But Timberline coach Zandrea Edenstrom knew exactly what senior point guard Camille Williams was capable of. After all, she has proven it all season.
“Camille doesn’t have bad games,” Edenstrom said. “If she doesn’t score, she’s doing something else that’s noticeable.”
Although Williams didn’t make a field goal in the second half of last Friday’s game against the Lions, she more than handled the little things that eventually helped the Blazers to a thrilling 52-50 win to earn a berth in the regional round of the state tournament.
She came up with key steals and rebounds, while dishing out five of her seven assists in the second half. No assist was bigger than on the drive and dish to an open Kiley Hanratty, who sank a 10-foot jumper just before time expired that gave Timberline the victory. With 10.8 seconds on the clock and the score tied at 50, Williams went the length of the court, drove the baseline, then found her open teammate for the game-winner. Williams finished with 14 points, seven assists, four rebounds and four steals.
Today, for the first time in program history, Timberline will play in the regional round of the state tournament. The third-ranked Blazers (22-1) take on Shorecrest (15-8) at 4 p.m. at Bellevue College. Just five years ago, Timberline was 0-20.
“It feels nice to be able to prove we’re a good team,” Williams said. “We’ve been the same team for the last four years.”
Whether it’s spearheading the fastbreak, getting her 5-foot-4 frame inside to battle for rebounds, or controlling the tempo on the floor, Williams is a difference-maker.
Her 100 percent all-out effort on offense and defense makes her a difficult player to stop. Her toughness, determination, and energy were noticed by the 3A Narrows League coaches, who voted her the league’s Most Valuable Player. While Williams is third on the Blazers in scoring (12.1 ppg), she led the team in assists (4.9) and is averaging close to three steals per game. She also led the team with 252 field-goal attempts.

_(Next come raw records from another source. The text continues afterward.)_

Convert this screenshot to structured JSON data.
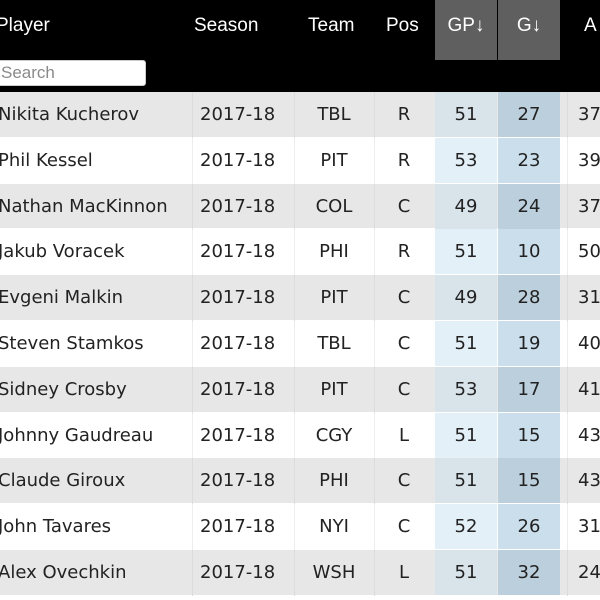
{
  "table": {
    "headers": {
      "player": "Player",
      "season": "Season",
      "team": "Team",
      "pos": "Pos",
      "gp": "GP↓",
      "g": "G↓",
      "a": "A"
    },
    "search_placeholder": "Search",
    "rows": [
      {
        "player": "Nikita Kucherov",
        "season": "2017-18",
        "team": "TBL",
        "pos": "R",
        "gp": "51",
        "g": "27",
        "a": "37"
      },
      {
        "player": "Phil Kessel",
        "season": "2017-18",
        "team": "PIT",
        "pos": "R",
        "gp": "53",
        "g": "23",
        "a": "39"
      },
      {
        "player": "Nathan MacKinnon",
        "season": "2017-18",
        "team": "COL",
        "pos": "C",
        "gp": "49",
        "g": "24",
        "a": "37"
      },
      {
        "player": "Jakub Voracek",
        "season": "2017-18",
        "team": "PHI",
        "pos": "R",
        "gp": "51",
        "g": "10",
        "a": "50"
      },
      {
        "player": "Evgeni Malkin",
        "season": "2017-18",
        "team": "PIT",
        "pos": "C",
        "gp": "49",
        "g": "28",
        "a": "31"
      },
      {
        "player": "Steven Stamkos",
        "season": "2017-18",
        "team": "TBL",
        "pos": "C",
        "gp": "51",
        "g": "19",
        "a": "40"
      },
      {
        "player": "Sidney Crosby",
        "season": "2017-18",
        "team": "PIT",
        "pos": "C",
        "gp": "53",
        "g": "17",
        "a": "41"
      },
      {
        "player": "Johnny Gaudreau",
        "season": "2017-18",
        "team": "CGY",
        "pos": "L",
        "gp": "51",
        "g": "15",
        "a": "43"
      },
      {
        "player": "Claude Giroux",
        "season": "2017-18",
        "team": "PHI",
        "pos": "C",
        "gp": "51",
        "g": "15",
        "a": "43"
      },
      {
        "player": "John Tavares",
        "season": "2017-18",
        "team": "NYI",
        "pos": "C",
        "gp": "52",
        "g": "26",
        "a": "31"
      },
      {
        "player": "Alex Ovechkin",
        "season": "2017-18",
        "team": "WSH",
        "pos": "L",
        "gp": "51",
        "g": "32",
        "a": "24"
      }
    ]
  }
}
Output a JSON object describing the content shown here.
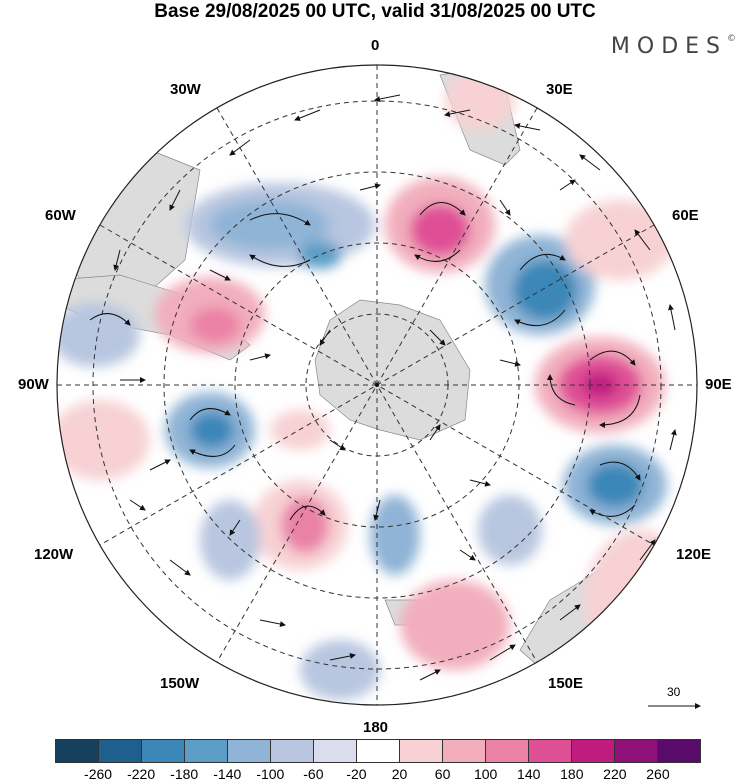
{
  "title": "Base 29/08/2025 00 UTC, valid 31/08/2025 00 UTC",
  "brand": "MODES",
  "brand_mark": "©",
  "longitude_labels": {
    "top": "0",
    "upper_left": "30W",
    "upper_right": "30E",
    "left_upper": "60W",
    "right_upper": "60E",
    "left": "90W",
    "right": "90E",
    "left_lower": "120W",
    "right_lower": "120E",
    "lower_left": "150W",
    "lower_right": "150E",
    "bottom": "180"
  },
  "reference_vector": {
    "value": "30"
  },
  "colorbar": {
    "colors": [
      "#15405e",
      "#1f5f8e",
      "#3b87b8",
      "#5c9ec8",
      "#8fb4d6",
      "#b8c6e0",
      "#dcdcef",
      "#ffffff",
      "#f7d1d4",
      "#f2aebd",
      "#ea82a6",
      "#df4f96",
      "#c01c80",
      "#8e1078",
      "#5a0a6a"
    ],
    "ticks": [
      "-260",
      "-220",
      "-180",
      "-140",
      "-100",
      "-60",
      "-20",
      "20",
      "60",
      "100",
      "140",
      "180",
      "220",
      "260"
    ]
  }
}
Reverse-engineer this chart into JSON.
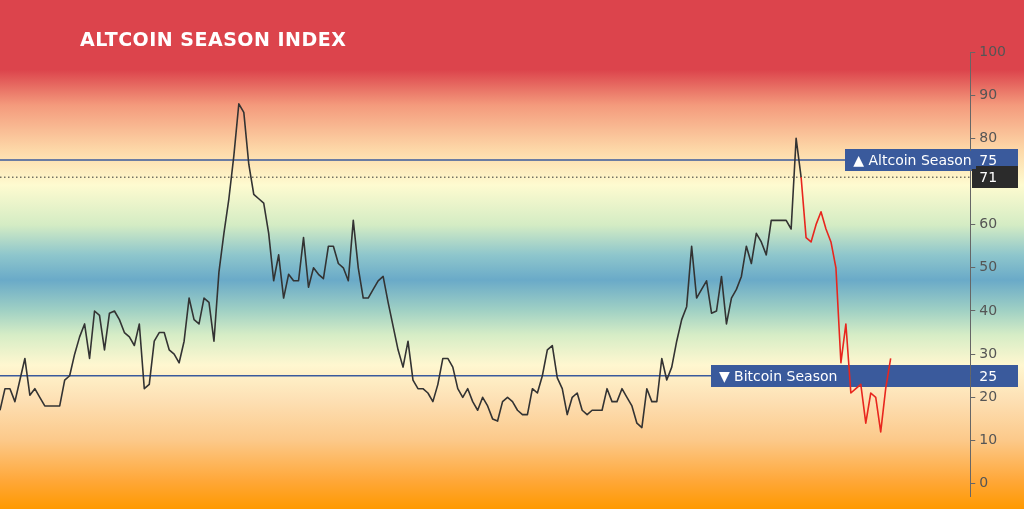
{
  "chart_data": {
    "type": "line",
    "title": "ALTCOIN SEASON INDEX",
    "categories": [
      null,
      null,
      null,
      null,
      null,
      null,
      null,
      null,
      null,
      null,
      null,
      null,
      null,
      null,
      null,
      null,
      null,
      null,
      null,
      null,
      null,
      null,
      null,
      null,
      null,
      null,
      null,
      null,
      null,
      null,
      null,
      null,
      null,
      null,
      null,
      null,
      null,
      null,
      null,
      null,
      null,
      null,
      null,
      null,
      null,
      null,
      null,
      null,
      null,
      null,
      null,
      null,
      null,
      null,
      null,
      null,
      null,
      null,
      null,
      null,
      null,
      null,
      null,
      null,
      null,
      null,
      null,
      null,
      null,
      null,
      null,
      null,
      null,
      null,
      null,
      null,
      null,
      null,
      null,
      null,
      null,
      null,
      null,
      null,
      null,
      null,
      null,
      null,
      null,
      null,
      null,
      null,
      null,
      null,
      null,
      null,
      null,
      null,
      null,
      null,
      null,
      null,
      null,
      null,
      null,
      null,
      null,
      null,
      null,
      null,
      null,
      null,
      null,
      null,
      null,
      null,
      null,
      null,
      null,
      null,
      null,
      null,
      null,
      null,
      null,
      null,
      null,
      null,
      null,
      null,
      null,
      null,
      null,
      null,
      null,
      null,
      null,
      null,
      null,
      null,
      null,
      null,
      null,
      null,
      null,
      null,
      null,
      null,
      null,
      null,
      null,
      null,
      null,
      null,
      null,
      null,
      null,
      null,
      null,
      null,
      null,
      null,
      null,
      null,
      null,
      null,
      null,
      null,
      null,
      null,
      null,
      null,
      null,
      null,
      null,
      null,
      null,
      null,
      null,
      null,
      null,
      null,
      null,
      null,
      null,
      null,
      null,
      null,
      null,
      null,
      null,
      null,
      null,
      null,
      null,
      null
    ],
    "ylim": [
      -3,
      100
    ],
    "yticks": [
      0,
      10,
      20,
      30,
      40,
      50,
      60,
      80,
      90,
      100
    ],
    "tick_labels": "y",
    "grid": false,
    "legend": false,
    "marker": "none",
    "line_style": "solid",
    "series": [
      {
        "color": "#333333",
        "values": [
          17,
          22,
          22,
          19,
          24,
          29,
          20.5,
          22,
          20,
          18,
          18,
          18,
          18,
          24,
          25,
          30,
          34,
          37,
          29,
          40,
          39,
          31,
          39.5,
          40,
          38,
          35,
          34,
          32,
          37,
          22,
          23,
          33,
          35,
          35,
          31,
          30,
          28,
          33,
          43,
          38,
          37,
          43,
          42,
          33,
          49,
          58,
          66,
          76,
          88,
          86,
          74,
          67,
          66,
          65,
          58,
          47,
          53,
          43,
          48.5,
          47,
          47,
          57,
          45.5,
          50,
          48.5,
          47.5,
          55,
          55,
          51,
          50,
          47,
          61,
          50,
          43,
          43,
          45,
          47,
          48,
          42,
          36.5,
          31,
          27,
          33,
          24,
          22,
          22,
          21,
          19,
          23,
          29,
          29,
          27,
          22,
          20,
          22,
          19,
          17,
          20,
          18,
          15,
          14.5,
          19,
          20,
          19,
          17,
          16,
          16,
          22,
          21,
          25,
          31,
          32,
          24.5,
          22,
          16,
          20,
          21,
          17,
          16,
          17,
          17,
          17,
          22,
          19,
          19,
          22,
          20,
          18,
          14,
          13,
          22,
          19,
          19,
          29,
          24,
          27,
          33,
          38,
          41,
          55,
          43,
          45,
          47,
          39.5,
          40,
          48,
          37,
          43,
          45,
          48,
          55,
          51,
          58,
          56,
          53,
          61,
          61,
          61,
          61,
          59,
          80,
          71,
          null,
          null,
          null,
          null,
          null,
          null,
          null,
          null,
          null,
          null,
          null,
          null,
          null,
          null,
          null,
          null,
          null,
          null,
          null,
          null,
          null,
          null,
          null,
          null,
          null,
          null,
          null,
          null,
          null,
          null,
          null,
          null,
          null,
          null
        ]
      },
      {
        "color": "#e8261e",
        "values": [
          null,
          null,
          null,
          null,
          null,
          null,
          null,
          null,
          null,
          null,
          null,
          null,
          null,
          null,
          null,
          null,
          null,
          null,
          null,
          null,
          null,
          null,
          null,
          null,
          null,
          null,
          null,
          null,
          null,
          null,
          null,
          null,
          null,
          null,
          null,
          null,
          null,
          null,
          null,
          null,
          null,
          null,
          null,
          null,
          null,
          null,
          null,
          null,
          null,
          null,
          null,
          null,
          null,
          null,
          null,
          null,
          null,
          null,
          null,
          null,
          null,
          null,
          null,
          null,
          null,
          null,
          null,
          null,
          null,
          null,
          null,
          null,
          null,
          null,
          null,
          null,
          null,
          null,
          null,
          null,
          null,
          null,
          null,
          null,
          null,
          null,
          null,
          null,
          null,
          null,
          null,
          null,
          null,
          null,
          null,
          null,
          null,
          null,
          null,
          null,
          null,
          null,
          null,
          null,
          null,
          null,
          null,
          null,
          null,
          null,
          null,
          null,
          null,
          null,
          null,
          null,
          null,
          null,
          null,
          null,
          null,
          null,
          null,
          null,
          null,
          null,
          null,
          null,
          null,
          null,
          null,
          null,
          null,
          null,
          null,
          null,
          null,
          null,
          null,
          null,
          null,
          null,
          null,
          null,
          null,
          null,
          null,
          null,
          null,
          null,
          null,
          null,
          null,
          null,
          null,
          null,
          null,
          null,
          null,
          null,
          null,
          71,
          57,
          56,
          60,
          63,
          59,
          56,
          50,
          28,
          37,
          21,
          22,
          23,
          14,
          21,
          20,
          12,
          22,
          29,
          null,
          null,
          null,
          null,
          null,
          null,
          null,
          null,
          null,
          null,
          null,
          null,
          null,
          null,
          null,
          null
        ]
      }
    ],
    "annotations": [
      "75",
      "25",
      "71"
    ],
    "ref_lines": [
      {
        "axis": "y",
        "value": 75,
        "label": "▲ Altcoin Season",
        "color": "#3a5a9c",
        "line_style": "solid"
      },
      {
        "axis": "y",
        "value": 25,
        "label": "▼ Bitcoin Season",
        "color": "#3a5a9c",
        "line_style": "solid"
      },
      {
        "axis": "y",
        "value": 71,
        "label": null,
        "color": "#333333",
        "line_style": "dotted"
      }
    ]
  }
}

Her game has improved vastly the past two years, Edenstrom said – her basketball IQ and floor vision, in particular.
“She knows the moves she’s going to make three moves ahead,” Edenstrom said. “The strategic part of basketball has really grown for her. At this point, it becomes second nature for her.”
Timberline has a strong mix of outside shooters and post players. Junior guard Sasha Weber leads the team in scoring (14.4), and junior post Cymone Martin is right behind her (12.8). Martin also is averaging 9.4 rebounds and has posted 12 double-doubles this season.
“Our big shooters and posts, they do the big things,” Williams said. “I like to do the little things to help connect all those together.”
Williams doesn’t play basketball on an AAU traveling team. Instead, she’s been focused solely on high school basketball, a natural gym rat who works on her game at every opportunity. In addition to being the Narrows MVP this season, she earned first- and second-team all-Western Cascade honors, respectively, as a junior and sophomore. She’s also been part of the turnaround that’s led the team to a 22-1 record going into tonight’s game. The previous two seasons, Timberline won a combined 22 games and was bounced out in the first round of the district tournament each time.
During this past summer, the Blazers reached new heights. They went unbeaten against teams they had lost to in previous years, and made a great impression at the University of Washington team camp. It was a sign of things to come, as Timberline won its first 21 games of the season.
“We started to come together as a team,” Williams said. “It opened our eyes to what we were capable of.”
In a season of firsts, the Blazers won their first league title, earned their highest finish at a district tournament, and the 22 wins is the most in school history. Timberline needs a victory today against Shorecrest to remain alive to face the loser of today’s Holy Names/Kennedy game at 1 p.m. Saturday to advance to the elite eight of the 3A state tournament. And to do that will take something they’ve done all season.
“We need to play as a team,” Williams said. “When we come together, there’s no doubt. We’ll be as good as we can be.”